As well as at least the ability to implement some of our phase 2 requirements:

  • Ability to show modules and classes applied to a node, including those required/included through other modules/classes/roles.
  • Should support at least some level of puppet report display.
  • Ability to trigger a node run (kick) from the UI.
  • Some level of permission separation, ACL or RBAC so that we could potentially delegate control of a certain module or parameter, on a certain group of nodes, to the development team.
  • Per-node links to other tools such as Icinga/Nagios or our wiki.
  • Some way of detecting valid classes and modules (and our “role” module) per-environment (i.e. available modules/classes/roles should be pulled from the configs, not manually entered).
  • Ability to display puppet docs from modules/classes

Our current situation makes this even more difficult: we’re an operations team of five (hiring at the moment to fill the position of the sixth), and I believe I’m the only member of the team with any real software development experience. And none of us have experience with Ruby (which Puppet and most of its universe is written in). This means that any in-house solution runs the risk of being unmaintainable should I get hit by a bus (some of our team have various levels of experience with Perl and other scripting languages, but not really from an app development perspective). Because of these reasons, there’s a management aversion to anything that we code ourselves (well, these reasons, and the fact that with a shorthanded team we don’t have much time for projects without an immediate impact).

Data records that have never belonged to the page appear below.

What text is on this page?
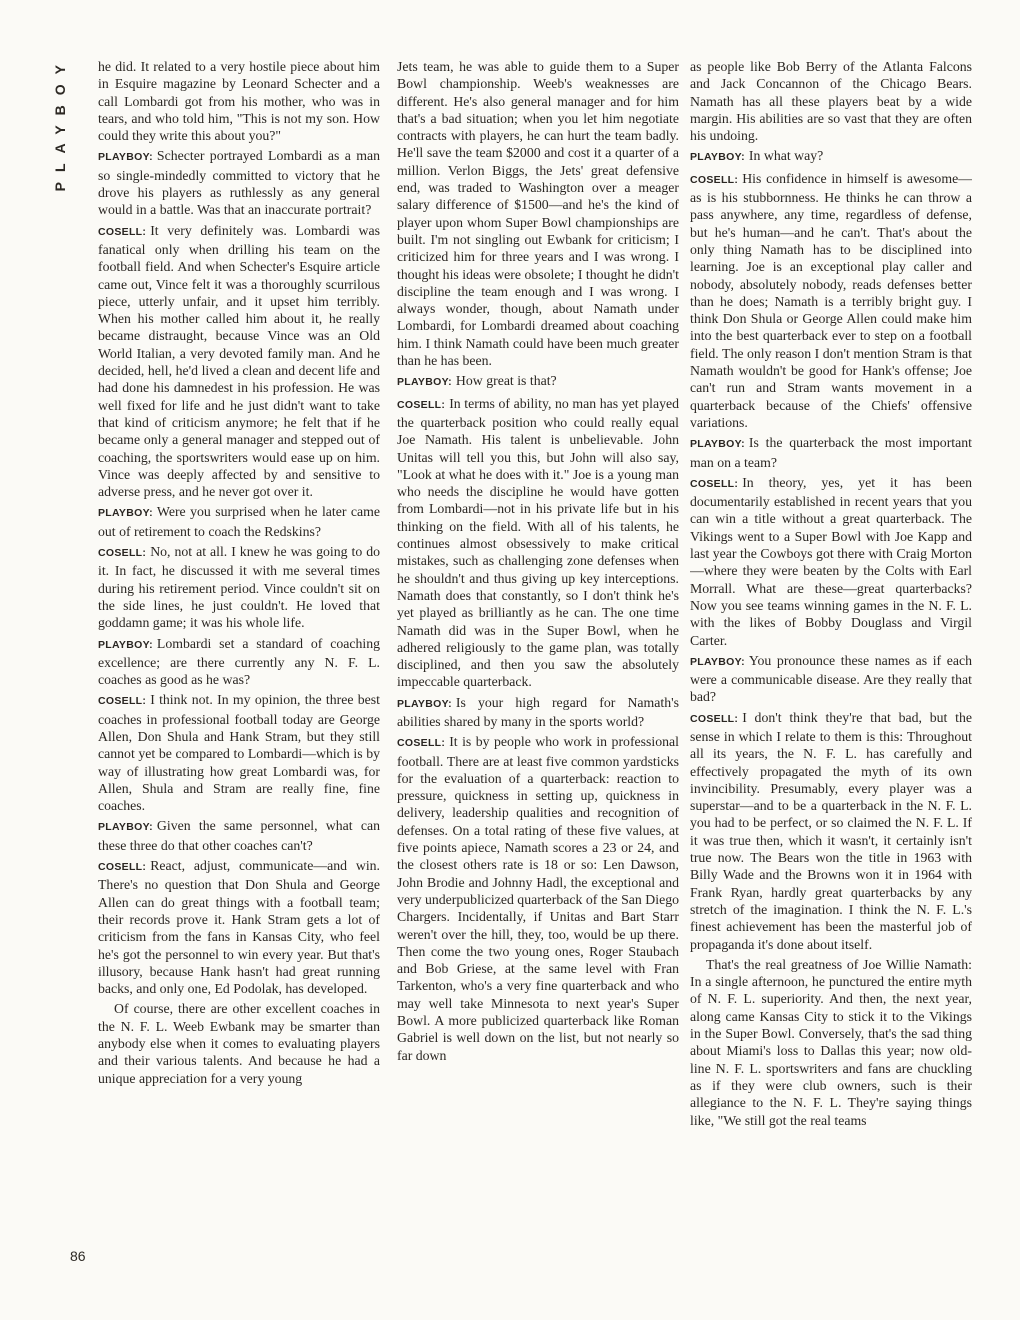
PLAYBOY he did. It related to a very hostile piece about him in Esquire magazine by Leonard Schecter and a call Lombardi got from his mother, who was in tears, and who told him, "This is not my son. How could they write this about you?"

PLAYBOY: Schecter portrayed Lombardi as a man so single-mindedly committed to victory that he drove his players as ruthlessly as any general would in a battle. Was that an inaccurate portrait?

COSELL: It very definitely was. Lombardi was fanatical only when drilling his team on the football field. And when Schecter's Esquire article came out, Vince felt it was a thoroughly scurrilous piece, utterly unfair, and it upset him terribly. When his mother called him about it, he really became distraught, because Vince was an Old World Italian, a very devoted family man. And he decided, hell, he'd lived a clean and decent life and had done his damnedest in his profession. He was well fixed for life and he just didn't want to take that kind of criticism anymore; he felt that if he became only a general manager and stepped out of coaching, the sportswriters would ease up on him. Vince was deeply affected by and sensitive to adverse press, and he never got over it.

PLAYBOY: Were you surprised when he later came out of retirement to coach the Redskins?

COSELL: No, not at all. I knew he was going to do it. In fact, he discussed it with me several times during his retirement period. Vince couldn't sit on the side lines, he just couldn't. He loved that goddamn game; it was his whole life.

PLAYBOY: Lombardi set a standard of coaching excellence; are there currently any N. F. L. coaches as good as he was?

COSELL: I think not. In my opinion, the three best coaches in professional football today are George Allen, Don Shula and Hank Stram, but they still cannot yet be compared to Lombardi—which is by way of illustrating how great Lombardi was, for Allen, Shula and Stram are really fine, fine coaches.

PLAYBOY: Given the same personnel, what can these three do that other coaches can't?

COSELL: React, adjust, communicate—and win. There's no question that Don Shula and George Allen can do great things with a football team; their records prove it. Hank Stram gets a lot of criticism from the fans in Kansas City, who feel he's got the personnel to win every year. But that's illusory, because Hank hasn't had great running backs, and only one, Ed Podolak, has developed.

Of course, there are other excellent coaches in the N. F. L. Weeb Ewbank may be smarter than anybody else when it comes to evaluating players and their various talents. And because he had a unique appreciation for a very young

Jets team, he was able to guide them to a Super Bowl championship. Weeb's weaknesses are different. He's also general manager and for him that's a bad situation; when you let him negotiate contracts with players, he can hurt the team badly. He'll save the team $2000 and cost it a quarter of a million. Verlon Biggs, the Jets' great defensive end, was traded to Washington over a meager salary difference of $1500—and he's the kind of player upon whom Super Bowl championships are built. I'm not singling out Ewbank for criticism; I criticized him for three years and I was wrong. I thought his ideas were obsolete; I thought he didn't discipline the team enough and I was wrong. I always wonder, though, about Namath under Lombardi, for Lombardi dreamed about coaching him. I think Namath could have been much greater than he has been.

PLAYBOY: How great is that?

COSELL: In terms of ability, no man has yet played the quarterback position who could really equal Joe Namath. His talent is unbelievable. John Unitas will tell you this, but John will also say, "Look at what he does with it." Joe is a young man who needs the discipline he would have gotten from Lombardi—not in his private life but in his thinking on the field. With all of his talents, he continues almost obsessively to make critical mistakes, such as challenging zone defenses when he shouldn't and thus giving up key interceptions. Namath does that constantly, so I don't think he's yet played as brilliantly as he can. The one time Namath did was in the Super Bowl, when he adhered religiously to the game plan, was totally disciplined, and then you saw the absolutely impeccable quarterback.

PLAYBOY: Is your high regard for Namath's abilities shared by many in the sports world?

COSELL: It is by people who work in professional football. There are at least five common yardsticks for the evaluation of a quarterback: reaction to pressure, quickness in setting up, quickness in delivery, leadership qualities and recognition of defenses. On a total rating of these five values, at five points apiece, Namath scores a 23 or 24, and the closest others rate is 18 or so: Len Dawson, John Brodie and Johnny Hadl, the exceptional and very underpublicized quarterback of the San Diego Chargers. Incidentally, if Unitas and Bart Starr weren't over the hill, they, too, would be up there. Then come the two young ones, Roger Staubach and Bob Griese, at the same level with Fran Tarkenton, who's a very fine quarterback and who may well take Minnesota to next year's Super Bowl. A more publicized quarterback like Roman Gabriel is well down on the list, but not nearly so far down

as people like Bob Berry of the Atlanta Falcons and Jack Concannon of the Chicago Bears. Namath has all these players beat by a wide margin. His abilities are so vast that they are often his undoing.

PLAYBOY: In what way?

COSELL: His confidence in himself is awesome—as is his stubbornness. He thinks he can throw a pass anywhere, any time, regardless of defense, but he's human—and he can't. That's about the only thing Namath has to be disciplined into learning. Joe is an exceptional play caller and nobody, absolutely nobody, reads defenses better than he does; Namath is a terribly bright guy. I think Don Shula or George Allen could make him into the best quarterback ever to step on a football field. The only reason I don't mention Stram is that Namath wouldn't be good for Hank's offense; Joe can't run and Stram wants movement in a quarterback because of the Chiefs' offensive variations.

PLAYBOY: Is the quarterback the most important man on a team?

COSELL: In theory, yes, yet it has been documentarily established in recent years that you can win a title without a great quarterback. The Vikings went to a Super Bowl with Joe Kapp and last year the Cowboys got there with Craig Morton—where they were beaten by the Colts with Earl Morrall. What are these—great quarterbacks? Now you see teams winning games in the N. F. L. with the likes of Bobby Douglass and Virgil Carter.

PLAYBOY: You pronounce these names as if each were a communicable disease. Are they really that bad?

COSELL: I don't think they're that bad, but the sense in which I relate to them is this: Throughout all its years, the N. F. L. has carefully and effectively propagated the myth of its own invincibility. Presumably, every player was a superstar—and to be a quarterback in the N. F. L. you had to be perfect, or so claimed the N. F. L. If it was true then, which it wasn't, it certainly isn't true now. The Bears won the title in 1963 with Billy Wade and the Browns won it in 1964 with Frank Ryan, hardly great quarterbacks by any stretch of the imagination. I think the N. F. L.'s finest achievement has been the masterful job of propaganda it's done about itself.

That's the real greatness of Joe Willie Namath: In a single afternoon, he punctured the entire myth of N. F. L. superiority. And then, the next year, along came Kansas City to stick it to the Vikings in the Super Bowl. Conversely, that's the sad thing about Miami's loss to Dallas this year; now old-line N. F. L. sportswriters and fans are chuckling as if they were club owners, such is their allegiance to the N. F. L. They're saying things like, "We still got the real teams

86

So, I spent hours looking around online trying to find existing web-based ENC projects, and came up with a pretty small list:

  • Dashboard, the Puppet Labs web UI. It’s the most common web-based puppet ENC as far as I know, and since it’s an official Puppet Labs project (and the basis for their Puppet Enterprise UI), its future is pretty secure. But it’s still very basic (let alone enterprise features), and has a plugin system that is very young.
  • The Foreman is probably the second-most-common puppet ENC, and has also been around about as long as Dashboard. Its features are nice, and it includes support for Kickstart (management of TFTP and DHCP) and DNS, as well as some virtual machine management. Unfortunately, we already have DHCP and DNS infrastructure so I’m sure it would be quite a bit of effort to integrate it with our environment, and for a non-Ruby shop, it has the same problem with maintainability of custom code.
  • initr, a Redmine plugin that functions as an ENC and manages modules. It includes RBAC and leverages Redmine. But since we don’t use Redmine, it’s not much of an advantage.
  • OpenNMS Puppet Node PusherAn ENC script for OpenNMS, which we also don’t use.

I was pretty amazed to see that nobody had written a puppet web UI/ENC in PHP (or Perl or Python), especially since Puppet is now quite popular.

So, I’m essentially left with the following options:

  • Start from scratch and write my own in PHP. By far the worst option, since we don’t have anyone on our team who’s likely to maintain it, and the Puppet community is Ruby-focused.
  • Use Foreman, since it’s the only one that appears to offer audit logging, have a bunch of features that don’t work for us, and hopefully deal with it.
  • Learn Ruby, write plugins for Dashboard, and hope that Puppet Labs or someone else will pick them up and maintain them if I can’t.

At the moment, I’ve decided to investigate Foreman and initr in a bit more depth, and also play around with the Dashboard code and try to pick up some Ruby (as they’re all written in Ruby anyway). I’ll also discuss these options with the team and see how opinions go (keeping in mind that the higher the likelihood of the community picking up/merging my changes, the better).